Combien de jours de télétravail les offres d'emploi précisent-elles réellement ?

Ça dépend beaucoup moins d'un chiffre magique que de la formule choisie par l'entreprise pour décrire son organisation. En lisant chaque nuit des offres publiées à travers des dizaines de logiciels de recrutement différents, on voit revenir trois familles de formulations, pas une infinité : un nombre de jours fixe par semaine (« 2 jours de télétravail », « 3 jours sur site »), un forfait exprimé en jours par mois plutôt que par semaine, et une mention volontairement vague (« télétravail possible », « organisation flexible ») qui ne dit rien du rythme réel. La première famille est la seule qui permette de se projeter avant l'entretien ; les deux autres se négocient une fois en poste, ou lors de l'échange avec le recruteur.

Pourquoi certaines offres évitent-elles de préciser un nombre de jours ?

Une formule vague n'est pas toujours un mauvais signe : elle traduit souvent une politique décidée équipe par équipe, ou laissée à l'appréciation du manager, plutôt qu'un rythme unique imposé à toute l'entreprise. Elle peut aussi refléter une politique en cours de révision au moment de la publication de l'annonce. Le risque, côté candidat, est de lire « flexible » comme une promesse alors que c'est souvent l'inverse : une absence d'engagement écrit, à faire préciser avant de signer plutôt qu'à découvrir après.

Télétravail « partiel » et télétravail « total » : quelle différence dans une annonce ?

Le télétravail partiel (l'immense majorité des annonces qui en mentionnent un) fixe une présence minimale sur site, en jours par semaine ou par mois - c'est la forme hybride. Le télétravail total, lui, s'accompagne presque toujours d'une précision supplémentaire que l'hybride n'a pas besoin de donner : une zone géographique autorisée (« depuis la France métropolitaine »), un fuseau horaire de référence, ou une fréquence de venue au siège pour les temps d'équipe. Une offre qui annonce du télétravail total sans aucune de ces précisions mérite d'être questionnée en entretien avant de postuler plus loin dans le processus.

Comment lire une offre qui ne mentionne aucun jour de télétravail ?

L'absence de mention n'équivaut pas à une absence de politique : beaucoup d'entreprises réservent ce sujet à l'entretien plutôt qu'à l'annonce, notamment quand le rythme varie selon le poste ou l'équipe au sein d'une même structure.
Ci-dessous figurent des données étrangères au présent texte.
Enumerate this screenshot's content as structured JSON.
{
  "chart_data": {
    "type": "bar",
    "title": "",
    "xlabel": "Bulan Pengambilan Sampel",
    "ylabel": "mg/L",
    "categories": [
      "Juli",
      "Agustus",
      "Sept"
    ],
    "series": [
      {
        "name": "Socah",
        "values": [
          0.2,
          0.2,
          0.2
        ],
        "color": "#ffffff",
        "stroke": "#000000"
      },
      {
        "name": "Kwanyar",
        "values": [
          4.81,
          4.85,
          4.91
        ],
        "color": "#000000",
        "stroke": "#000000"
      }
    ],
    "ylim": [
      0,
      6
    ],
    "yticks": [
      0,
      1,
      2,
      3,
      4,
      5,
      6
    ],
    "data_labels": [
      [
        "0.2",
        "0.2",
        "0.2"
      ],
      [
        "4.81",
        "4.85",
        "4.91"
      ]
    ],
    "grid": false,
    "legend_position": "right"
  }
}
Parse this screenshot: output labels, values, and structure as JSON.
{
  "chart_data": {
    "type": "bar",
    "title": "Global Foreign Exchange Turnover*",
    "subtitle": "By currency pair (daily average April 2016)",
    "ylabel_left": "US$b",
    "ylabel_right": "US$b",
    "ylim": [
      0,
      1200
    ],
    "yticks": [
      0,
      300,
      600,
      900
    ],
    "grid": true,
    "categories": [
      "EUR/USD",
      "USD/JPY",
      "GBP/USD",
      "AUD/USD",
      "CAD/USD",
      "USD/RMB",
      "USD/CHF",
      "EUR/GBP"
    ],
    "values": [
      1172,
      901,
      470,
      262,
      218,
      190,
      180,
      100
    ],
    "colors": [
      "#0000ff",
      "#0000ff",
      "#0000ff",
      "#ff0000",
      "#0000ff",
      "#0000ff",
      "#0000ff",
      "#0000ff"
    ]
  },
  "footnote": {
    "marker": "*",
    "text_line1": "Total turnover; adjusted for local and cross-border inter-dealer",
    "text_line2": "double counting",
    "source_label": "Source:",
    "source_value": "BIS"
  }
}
La question à poser directement au recruteur, plutôt que de la déduire de l'absence de ligne dans l'annonce, porte sur trois points concrets : le nombre de jours, s'il est fixe ou choisi librement dans la semaine, et s'il existe un jour d'ancrage commun à toute l'équipe (le jour où tout le monde est sur site en même temps).

Le télétravail affiché dans l'offre correspond-il à ce qu'on vit une fois en poste ?

C'est l'écart le plus difficile à vérifier avant de signer, précisément parce qu'aucune annonce ne peut le documenter elle-même. C'est une des raisons pour lesquelles on construit AgoraHop autour d'un profil structuré plutôt que d'un CV : pouvoir déclarer sa propre préférence de rythme, une fois, plutôt que la redécouvrir annonce après annonce, est une direction que nous suivons pour le profil candidat - pas une fonctionnalité disponible aujourd'hui.